I was solving a larger shell model using a rigid-body constraint and could not solve the problem successfully when I used the NLGEOM setting. I was able to determine that the rigid-body constraint was causing convergence problems. I was able to reduce the larger model to a model of only three shell quadrilateral elements for the comparison with the solid approach. It turns out that the equivalent solid model does not have any convergence problems. So, it might be that my approach to shell modelling is somehow wrong or that the rigid constraint works differently for shell and solid models. It makes the use of rigid body constraint almost unusable for the shell models and NLGEOM.
The solid model (Solid.inp) is a plate of dimensions x: 30; y: 10; z: 1; meshed with three C3D20 elements. The material has elastic properties of E = 200000 and a Poisson’s ratio of 0. The node-set (a) is fixed (d), the node-set (b) has a prescribed displacement of 0.01 in the displayed direction (e), and the node-set © is used in the rigid body constraint (f). The constraint uses the reference nodes “Ref node” and “Rot node” positioned on the centre of the rightmost face of the model (x, y, z: 5, 30, 0.5). This solid model can be solved using NLGEOM in 3 iterations. Moving the reference nodes around does not affect the solution.

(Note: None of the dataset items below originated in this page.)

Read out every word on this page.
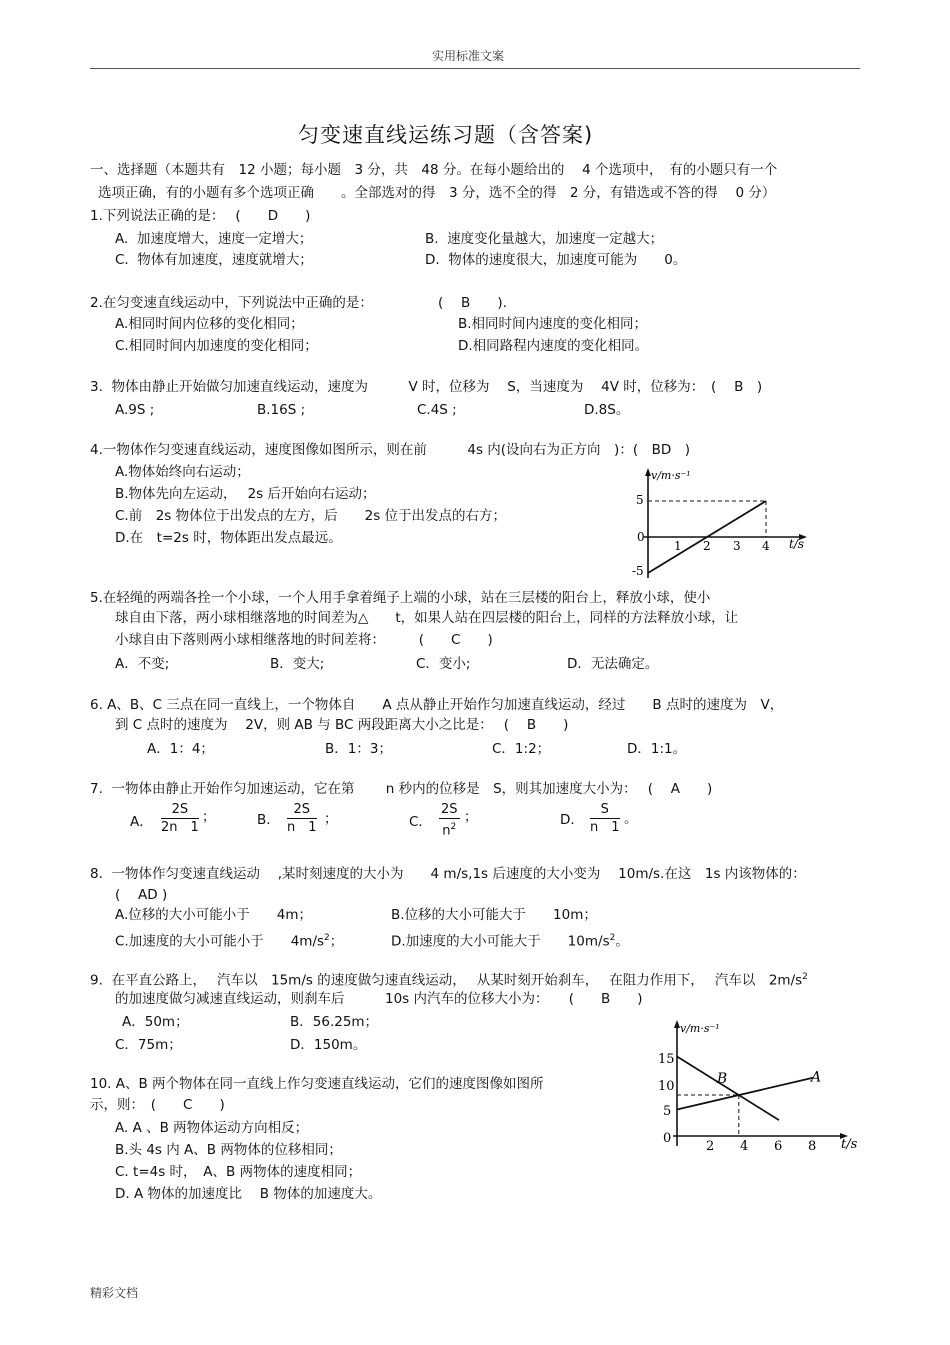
实用标准文案
匀变速直线运练习题（含答案)
一、选择题（本题共有　12 小题；每小题　3 分，共　48 分。在每小题给出的　 4 个选项中，　有的小题只有一个
选项正确，有的小题有多个选项正确　　。全部选对的得　3 分，选不全的得　2 分，有错选或不答的得　 0 分）
1.下列说法正确的是：　 (　　D　　)
A.  加速度增大，速度一定增大；	B.  速度变化量越大，加速度一定越大；
C.  物体有加速度，速度就增大；	D.  物体的速度很大，加速度可能为　　0。
2.在匀变速直线运动中，下列说法中正确的是：	(　 B　　).
A.相同时间内位移的变化相同；	B.相同时间内速度的变化相同；
C.相同时间内加速度的变化相同；	D.相同路程内速度的变化相同。
3.  物体由静止开始做匀加速直线运动，速度为　　　V 时，位移为　 S，当速度为　 4V 时，位移为：　(　 B　)
A.9S ;	B.16S ;	C.4S ;	D.8S。
4.一物体作匀变速直线运动，速度图像如图所示，则在前　　　4s 内(设向右为正方向　)：(　BD　)
A.物体始终向右运动；
B.物体先向左运动，　 2s 后开始向右运动；
C.前　2s 物体位于出发点的左方，后　　2s 位于出发点的右方；
D.在　t=2s 时，物体距出发点最远。
v/m·s⁻¹
t/s
5
0
-5
1 2 3 4
5.在轻绳的两端各拴一个小球，一个人用手拿着绳子上端的小球，站在三层楼的阳台上，释放小球，使小
球自由下落，两小球相继落地的时间差为△　　t，如果人站在四层楼的阳台上，同样的方法释放小球，让
小球自由下落则两小球相继落地的时间差将：　　　(　　C　　)
A．不变;	B．变大;	C．变小;	D．无法确定。
6. A、B、C 三点在同一直线上，一个物体自　　A 点从静止开始作匀加速直线运动，经过　　B 点时的速度为　V，
到 C 点时的速度为　 2V，则 AB 与 BC 两段距离大小之比是：　 (　 B　　)
A．1：4；	B．1：3；	C．1:2；	D．1:1。
7.  一物体由静止开始作匀加速运动，它在第　　 n 秒内的位移是　S，则其加速度大小为：　 (　 A　　)
A． $\frac{2S}{2n 1}$ ；	B． $\frac{2S}{n 1}$ ；	C． $\frac{2S}{n^2}$ ；	D． $\frac{S}{n 1}$ 。
8.  一物体作匀变速直线运动　 ,某时刻速度的大小为　　4 m/s,1s 后速度的大小变为　 10m/s.在这　1s 内该物体的：
(　 AD )
A.位移的大小可能小于　　4m；	B.位移的大小可能大于　　10m；
C.加速度的大小可能小于　　$4m/s^2$；	D.加速度的大小可能大于　　$10m/s^2$。
9.  在平直公路上，　 汽车以　15m/s 的速度做匀速直线运动，　 从某时刻开始刹车，　 在阻力作用下，　 汽车以　$2m/s^2$
的加速度做匀减速直线运动，则刹车后　　　10s 内汽车的位移大小为：　　(　　B　　)
A．50m；	B．56.25m；
C．75m；	D．150m。
10. A、B 两个物体在同一直线上作匀变速直线运动，它们的速度图像如图所
示，则：　(　　C　　)
A. A 、B 两物体运动方向相反；
B.头 4s 内 A、B 两物体的位移相同；
C. t=4s 时，　A、B 两物体的速度相同；
D. A 物体的加速度比　 B 物体的加速度大。
v/m·s⁻¹
t/s
15
10
5
0
2 4 6 8
A
B
精彩文档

The shell model (g) (Shell.inp) is a plate of dimensions x: 30; y: 10; z: 0; meshed with three S8 elements. Everything else is the same. The reference nodes are positioned at x, y, z: 5, 30, 0. With the default settings for the NLGEOM incrementation, the problem cannot be solved. If the reference nodes are moved around, this affects the convergence of the solution (it should not!). At the reference nodes positioned at x, y, z: 5, 24.5, 0 the solution converges with the default incrementation but uses much larger number of increments.
So what is wrong with the rigid-body constraint? Any suggestions, ideas?